Ja, es besitzt schon eine gewisse Ironie: Manche Stimmen, die eine Cancel Culture – oder generell Probleme mit der Meinungsfreiheit – vehement in Abrede stellen, sind oftmals die ersten, die mit Vokabeln wie „umstritten" oder „rechts" hantieren, um Forscher oder Forschungsthemen zu markieren. Und man darf sich da nichts vormachen, diese Markierung ist natürlich politisch motiviert und mit einer exkludierenden, moralischen Abwertung verbunden. Für die Frankfurt-Studie wurde mir explizit vorgeworfen, ich würde „rechte Narrative" bedienen. Das aktuellste Beispiel ist eine Journalistin, die einen meiner Vorträge zur Meinungsfreiheit zwar in ihre Podcastserie aufnahm, sich aber offenbar bemüßigt gefühlt hat, in ihrer Einleitung sowohl meine Forschung als auch meine Person richtig ‚einzuordnen‘. Und natürlich fielen da auch Worte wie „umstritten". Dass das natürlich die performative Bestätigung für die These ist – das entgeht diesen Stimmen.

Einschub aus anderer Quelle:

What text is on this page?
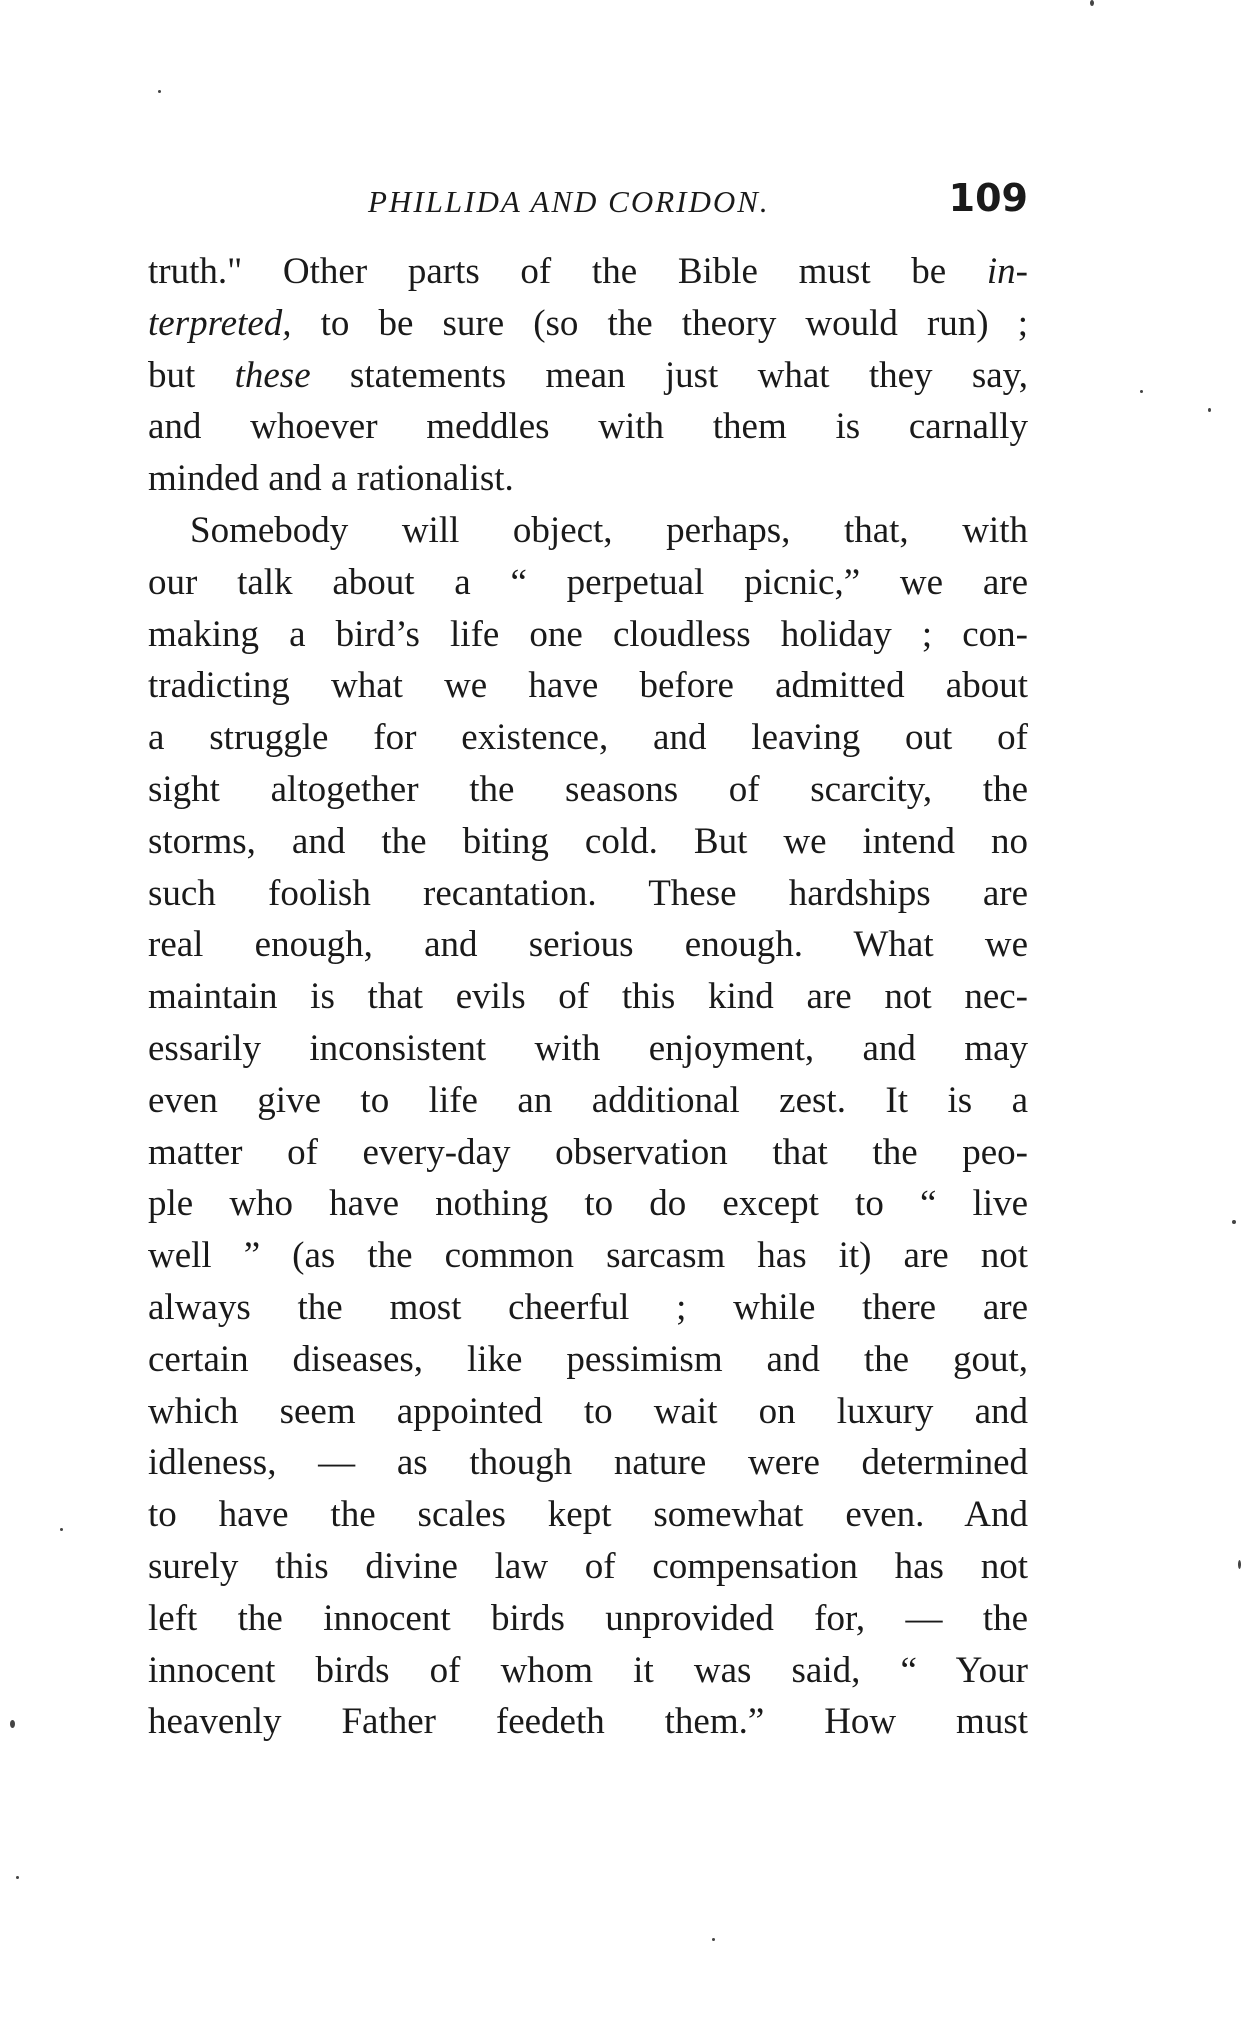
PHILLIDA AND CORIDON.	109
truth." Other parts of the Bible must be in-
terpreted, to be sure (so the theory would run) ;
but these statements mean just what they say,
and whoever meddles with them is carnally
minded and a rationalist.
Somebody will object, perhaps, that, with
our talk about a “ perpetual picnic,” we are
making a bird’s life one cloudless holiday ; con-
tradicting what we have before admitted about
a struggle for existence, and leaving out of
sight altogether the seasons of scarcity, the
storms, and the biting cold. But we intend no
such foolish recantation. These hardships are
real enough, and serious enough. What we
maintain is that evils of this kind are not nec-
essarily inconsistent with enjoyment, and may
even give to life an additional zest. It is a
matter of every-day observation that the peo-
ple who have nothing to do except to “ live
well ” (as the common sarcasm has it) are not
always the most cheerful ; while there are
certain diseases, like pessimism and the gout,
which seem appointed to wait on luxury and
idleness, — as though nature were determined
to have the scales kept somewhat even. And
surely this divine law of compensation has not
left the innocent birds unprovided for, — the
innocent birds of whom it was said, “ Your
heavenly Father feedeth them.” How must
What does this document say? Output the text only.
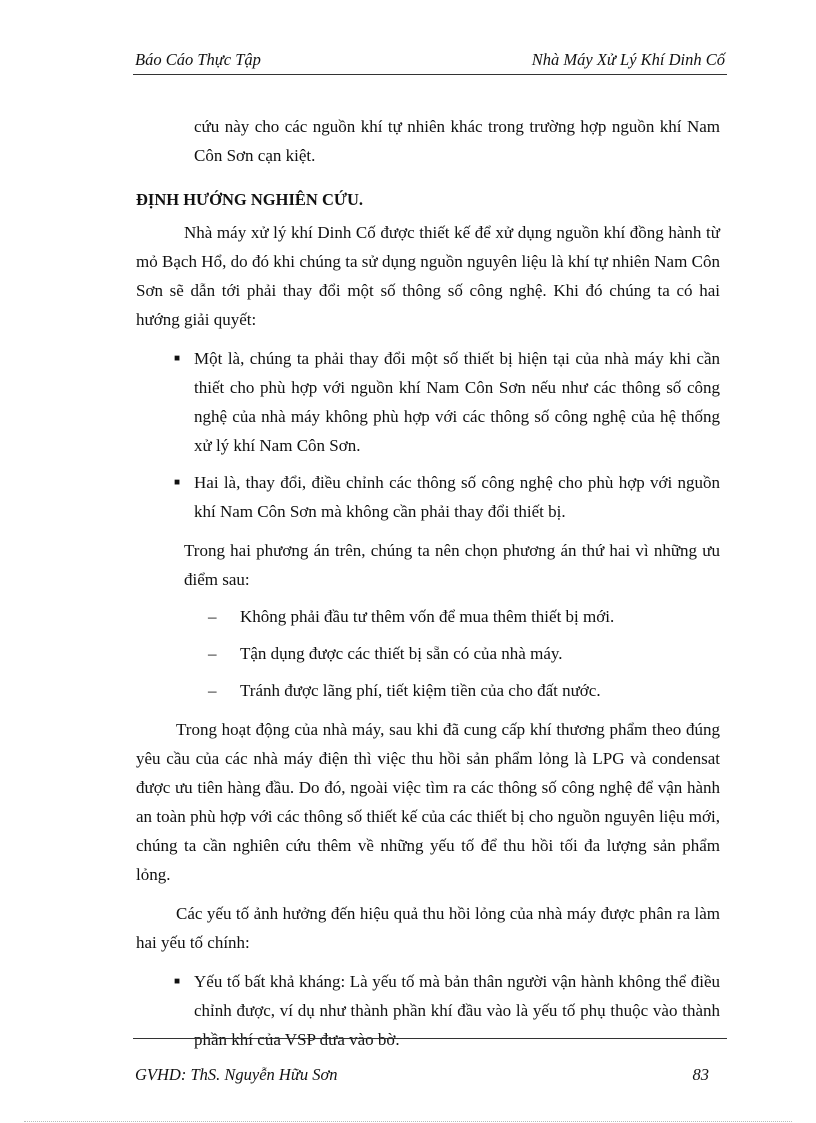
Báo Cáo Thực Tập	Nhà Máy Xử Lý Khí Dinh Cố

cứu này cho các nguồn khí tự nhiên khác trong trường hợp nguồn khí Nam Côn Sơn cạn kiệt.

ĐỊNH HƯỚNG NGHIÊN CỨU.

Nhà máy xử lý khí Dinh Cố được thiết kế để xử dụng nguồn khí đồng hành từ mỏ Bạch Hổ, do đó khi chúng ta sử dụng nguồn nguyên liệu là khí tự nhiên Nam Côn Sơn sẽ dẫn tới phải thay đổi một số thông số công nghệ. Khi đó chúng ta có hai hướng giải quyết:

■ Một là, chúng ta phải thay đổi một số thiết bị hiện tại của nhà máy khi cần thiết cho phù hợp với nguồn khí Nam Côn Sơn nếu như các thông số công nghệ của nhà máy không phù hợp với các thông số công nghệ của hệ thống xử lý khí Nam Côn Sơn.
■ Hai là, thay đổi, điều chỉnh các thông số công nghệ cho phù hợp với nguồn khí Nam Côn Sơn mà không cần phải thay đổi thiết bị.

Trong hai phương án trên, chúng ta nên chọn phương án thứ hai vì những ưu điểm sau:

– Không phải đầu tư thêm vốn để mua thêm thiết bị mới.
– Tận dụng được các thiết bị sẵn có của nhà máy.
– Tránh được lãng phí, tiết kiệm tiền của cho đất nước.

Trong hoạt động của nhà máy, sau khi đã cung cấp khí thương phẩm theo đúng yêu cầu của các nhà máy điện thì việc thu hồi sản phẩm lỏng là LPG và condensat được ưu tiên hàng đầu. Do đó, ngoài việc tìm ra các thông số công nghệ để vận hành an toàn phù hợp với các thông số thiết kế của các thiết bị cho nguồn nguyên liệu mới, chúng ta cần nghiên cứu thêm về những yếu tố để thu hồi tối đa lượng sản phẩm lỏng.

Các yếu tố ảnh hưởng đến hiệu quả thu hồi lỏng của nhà máy được phân ra làm hai yếu tố chính:

■ Yếu tố bất khả kháng: Là yếu tố mà bản thân người vận hành không thể điều chỉnh được, ví dụ như thành phần khí đầu vào là yếu tố phụ thuộc vào thành phần khí của VSP đưa vào bờ.
GVHD: ThS. Nguyễn Hữu Sơn	83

Im konkreten letztgenannten Fall haben allerdings auch meine Hochschulkollegen nur mit dem Kopf schütteln können.
Aber Sie sehen auch: Gecancelt werde ich offensichtlich nicht. Es ist im Gegenteil eher so, dass das Forschungsthema viel Aufmerksamkeit erfährt und es entsprechend auch sehr viele Einladungen zu Vorträgen gibt, die auch ungestört stattfinden. Das ist der Vorteil, wenn man vermeintlich ‚heiße‘ Themen beforscht – es gibt dann nicht so viel Konkurrenz, die sich ebenfalls damit befassen möchte. Und je mehr ich meine Rolle als Forscher reflektiere, desto stärker wird mir auch bewusst, dass ich eigentlich nur noch Forschung zu kontroversen Themen machen möchte, weil sie offensichtlich relevant sind und mich das persönlich am meisten befriedigt. Mein eigenes Ideal folgt da ganz der antiken Vorstellung der „Parrhesia", also der franken und freien Rede. Wahrheiten zu ergründen und sie dann offen zu kommunizieren – auch oder gerade dann, wenn es mit Risiken verbunden ist, weil es anderen vor den Kopf stößt oder nicht den Vorstellungen der Mehrheit oder der Mächtigen entspricht, genau darum geht es. Was wahr oder falsch ist, hat auch nichts mit links oder rechts zu tun. Ein wichtiger Gradmesser ist für mich deshalb, ob meine Forschung abwechselnd und je nach Thema mal aus der einen, mal aus der anderen politischen Richtung kritisiert wird. Das wird sie und somit ist für mich auch alles bestens.
Das Interview führte Christian Zeller.